The National Institutes of Health has awarded a $2.7 million grant to scientists from the University of Virginia to study a genetic variation associated with coronary heart disease.
Together, experts from UVA’s Division of Cardiovascular Medicine, the Robert M. Berne Cardiovascular Research Center and the Department of Biomedical Engineering hope to uncover the disease’s origin and development. A breakthrough here could lead to more effective, individualized treatments for coronary heart disease.
According to the Centers for Disease Control and Prevention, cardiovascular disease is the leading cause of death in the United States for both men and women, and coronary heart disease, a type of cardiovascular disease also known as “heart artery plaque” or “hardening of the arteries,” claims over 370,000 lives annually.
“Identifying new approaches to address cardiovascular disease promises to provide added benefit in terms of treatment and prevention,” said Dr. Coleen McNamara, Frances Myers Ball professor of internal medicine at the UVA School of Medicine. “We are grateful to the UVA Center for Engineering in Medicine for the seed grant that funded work to generate key feasibility data for this successful grant application.”

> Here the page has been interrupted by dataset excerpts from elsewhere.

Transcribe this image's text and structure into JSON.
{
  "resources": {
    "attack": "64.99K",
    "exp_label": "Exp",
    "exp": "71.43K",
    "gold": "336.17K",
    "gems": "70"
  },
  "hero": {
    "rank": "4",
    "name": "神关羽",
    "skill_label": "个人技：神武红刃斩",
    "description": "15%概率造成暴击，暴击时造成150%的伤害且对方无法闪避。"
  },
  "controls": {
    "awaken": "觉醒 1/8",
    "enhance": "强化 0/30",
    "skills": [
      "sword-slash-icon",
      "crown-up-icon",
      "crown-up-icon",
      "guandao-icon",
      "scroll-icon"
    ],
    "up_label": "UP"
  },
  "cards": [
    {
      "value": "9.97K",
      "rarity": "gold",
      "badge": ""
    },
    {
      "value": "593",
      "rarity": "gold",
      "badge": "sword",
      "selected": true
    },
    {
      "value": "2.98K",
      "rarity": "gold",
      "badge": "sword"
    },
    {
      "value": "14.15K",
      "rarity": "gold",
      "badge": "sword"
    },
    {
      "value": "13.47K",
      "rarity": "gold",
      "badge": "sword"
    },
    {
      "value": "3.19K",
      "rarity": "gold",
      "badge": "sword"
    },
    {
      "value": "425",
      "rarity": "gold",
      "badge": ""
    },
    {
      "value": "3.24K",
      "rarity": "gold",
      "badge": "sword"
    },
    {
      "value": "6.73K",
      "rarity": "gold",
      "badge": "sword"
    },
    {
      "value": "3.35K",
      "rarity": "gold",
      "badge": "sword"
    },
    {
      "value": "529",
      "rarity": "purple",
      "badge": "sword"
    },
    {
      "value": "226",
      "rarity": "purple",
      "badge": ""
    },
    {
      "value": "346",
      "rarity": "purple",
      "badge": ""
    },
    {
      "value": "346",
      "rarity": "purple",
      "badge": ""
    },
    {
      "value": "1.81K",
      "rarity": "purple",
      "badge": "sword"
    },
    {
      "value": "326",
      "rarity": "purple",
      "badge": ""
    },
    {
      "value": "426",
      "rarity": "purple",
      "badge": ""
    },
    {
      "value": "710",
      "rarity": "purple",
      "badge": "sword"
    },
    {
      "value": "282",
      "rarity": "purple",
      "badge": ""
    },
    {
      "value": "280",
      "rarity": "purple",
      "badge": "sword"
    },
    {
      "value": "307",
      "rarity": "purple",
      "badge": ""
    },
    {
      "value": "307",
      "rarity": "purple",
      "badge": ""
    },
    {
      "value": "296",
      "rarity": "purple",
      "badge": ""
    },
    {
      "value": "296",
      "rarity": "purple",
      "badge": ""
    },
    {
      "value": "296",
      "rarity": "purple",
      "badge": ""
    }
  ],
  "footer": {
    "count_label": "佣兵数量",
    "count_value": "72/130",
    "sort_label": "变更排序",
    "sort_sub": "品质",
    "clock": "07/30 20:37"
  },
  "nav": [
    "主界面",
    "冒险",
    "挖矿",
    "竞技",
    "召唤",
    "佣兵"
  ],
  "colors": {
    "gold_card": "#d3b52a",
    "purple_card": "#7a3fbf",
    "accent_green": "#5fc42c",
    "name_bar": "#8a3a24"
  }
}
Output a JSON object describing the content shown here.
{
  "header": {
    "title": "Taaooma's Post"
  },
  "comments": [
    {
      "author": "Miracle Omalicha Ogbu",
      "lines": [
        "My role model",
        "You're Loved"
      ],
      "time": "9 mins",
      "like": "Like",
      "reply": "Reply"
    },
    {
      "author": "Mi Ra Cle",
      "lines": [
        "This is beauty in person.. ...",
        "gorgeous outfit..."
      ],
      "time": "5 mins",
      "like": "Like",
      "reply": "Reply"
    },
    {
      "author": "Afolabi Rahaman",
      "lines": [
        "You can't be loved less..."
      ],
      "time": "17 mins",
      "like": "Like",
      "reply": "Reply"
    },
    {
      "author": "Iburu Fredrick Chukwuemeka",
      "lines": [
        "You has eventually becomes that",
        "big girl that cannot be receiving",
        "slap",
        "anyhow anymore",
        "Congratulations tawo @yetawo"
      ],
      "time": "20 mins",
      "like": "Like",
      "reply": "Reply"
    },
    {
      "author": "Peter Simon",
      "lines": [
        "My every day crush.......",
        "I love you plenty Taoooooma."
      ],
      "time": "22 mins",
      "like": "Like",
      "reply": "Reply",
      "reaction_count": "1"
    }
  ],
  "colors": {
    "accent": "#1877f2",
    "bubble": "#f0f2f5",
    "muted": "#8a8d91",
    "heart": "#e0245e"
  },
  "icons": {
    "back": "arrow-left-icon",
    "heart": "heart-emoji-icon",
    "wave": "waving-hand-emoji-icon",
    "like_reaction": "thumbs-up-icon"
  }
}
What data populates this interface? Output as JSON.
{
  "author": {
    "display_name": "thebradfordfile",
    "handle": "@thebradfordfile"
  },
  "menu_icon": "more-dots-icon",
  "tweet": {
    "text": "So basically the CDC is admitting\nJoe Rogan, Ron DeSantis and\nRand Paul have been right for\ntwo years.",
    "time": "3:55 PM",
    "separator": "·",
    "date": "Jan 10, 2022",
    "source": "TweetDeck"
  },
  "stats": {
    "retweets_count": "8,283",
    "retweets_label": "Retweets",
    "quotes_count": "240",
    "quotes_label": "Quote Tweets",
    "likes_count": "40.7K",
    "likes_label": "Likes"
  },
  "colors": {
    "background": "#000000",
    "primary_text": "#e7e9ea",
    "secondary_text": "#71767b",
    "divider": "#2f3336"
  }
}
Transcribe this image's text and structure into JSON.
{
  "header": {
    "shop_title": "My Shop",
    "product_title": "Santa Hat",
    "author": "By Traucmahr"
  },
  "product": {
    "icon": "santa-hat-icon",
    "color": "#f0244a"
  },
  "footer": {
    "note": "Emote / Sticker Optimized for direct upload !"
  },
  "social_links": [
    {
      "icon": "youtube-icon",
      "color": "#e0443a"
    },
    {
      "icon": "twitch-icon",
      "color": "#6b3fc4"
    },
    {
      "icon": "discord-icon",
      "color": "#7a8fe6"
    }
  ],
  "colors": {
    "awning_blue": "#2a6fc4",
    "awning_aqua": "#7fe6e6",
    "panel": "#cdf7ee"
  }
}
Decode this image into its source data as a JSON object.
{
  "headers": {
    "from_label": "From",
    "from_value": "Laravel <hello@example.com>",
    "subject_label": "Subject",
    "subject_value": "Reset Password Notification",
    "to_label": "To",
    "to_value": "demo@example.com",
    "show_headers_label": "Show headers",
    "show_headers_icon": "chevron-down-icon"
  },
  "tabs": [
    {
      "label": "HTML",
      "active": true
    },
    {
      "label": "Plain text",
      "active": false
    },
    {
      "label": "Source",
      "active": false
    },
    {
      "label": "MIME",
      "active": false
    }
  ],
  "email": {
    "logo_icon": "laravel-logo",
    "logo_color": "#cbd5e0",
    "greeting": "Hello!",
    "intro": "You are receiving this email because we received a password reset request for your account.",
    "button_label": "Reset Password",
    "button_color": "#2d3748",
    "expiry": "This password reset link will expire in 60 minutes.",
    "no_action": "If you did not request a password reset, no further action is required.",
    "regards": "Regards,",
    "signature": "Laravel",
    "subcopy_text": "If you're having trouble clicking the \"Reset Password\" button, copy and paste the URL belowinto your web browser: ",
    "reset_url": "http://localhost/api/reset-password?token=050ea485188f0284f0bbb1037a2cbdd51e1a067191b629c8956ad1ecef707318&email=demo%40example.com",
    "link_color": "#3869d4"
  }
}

Dr. McNamara will work with Eli Zunder, a UVA assistant professor of biomedical engineering. Combining medicine and engineering, they will develop a technique to investigate the cellular and molecular processes behind the deadly buildup of plaque in the arteries, called atherosclerosis.
Dr. McNamara’s group is credited with discovering a link to cardiovascular disease on the ID3 gene: a genetic variation called a “single nucleotide polymorphism.” Yet it remains a mystery exactly how the genetic variation influences the production of arterial wall plaque. Zunder said McNamara had “previously shown that cells of the immune system are likely to play a role in the ID3-cardiovascular disease association, but we suspected that other cell types may be involved.”
McNamara and Zunder aim to find out what functions the ID3 gene regulates by examining cell behavior in the artery wall.
Dr. McNamara and Zunder will use Zunder’s expertise in flow cytometry, a laboratory method used to analyze cell characteristics, to examine the behavior of multiple different cell types in the arterial wall simultaneously. This high-dimensional analysis will create a comprehensive picture of how the ID3 variation affects the artery wall.
If the exact connection between the ID3 gene and cardiovascular disease is revealed, then a patient’s genetic makeup might be used to inform treatment strategies. “By adding newly identified measurements to heart plaque risk scores,” Dr. McNamara said, “we may have a way to enhance predictive capabilities and eventually provide precision treatment based on a patient’s genotype.”
“We have known for 20 years that the ID3 gene was connected to cardiovascular disease, and we identified the association of the single nucleotide polymorphism with human artery plaque 10 years ago,” Dr. McNamara said. “But we did not have the technology to identify the unique changes on a single-cell level that would enhance our insights into how this occurs. With Eli Zunder’s biomedical advancements and the marriage of our two specialties, we may be able to uncover the processes that trigger disease and create an effective precision diagnostic tool in a much shorter time frame.”
“Our pilot study was designed to test the feasibility of applying my single-cell analysis techniques to this system,” said Zunder. “The preliminary results have been very promising, and now we’re excited to apply this technique to further investigate other parts of the system.”
Dr. McNamara and Zunder’s research has also garnered attention from the American Heart Association, which recently awarded them two related grants totaling $500,000 over the next three years.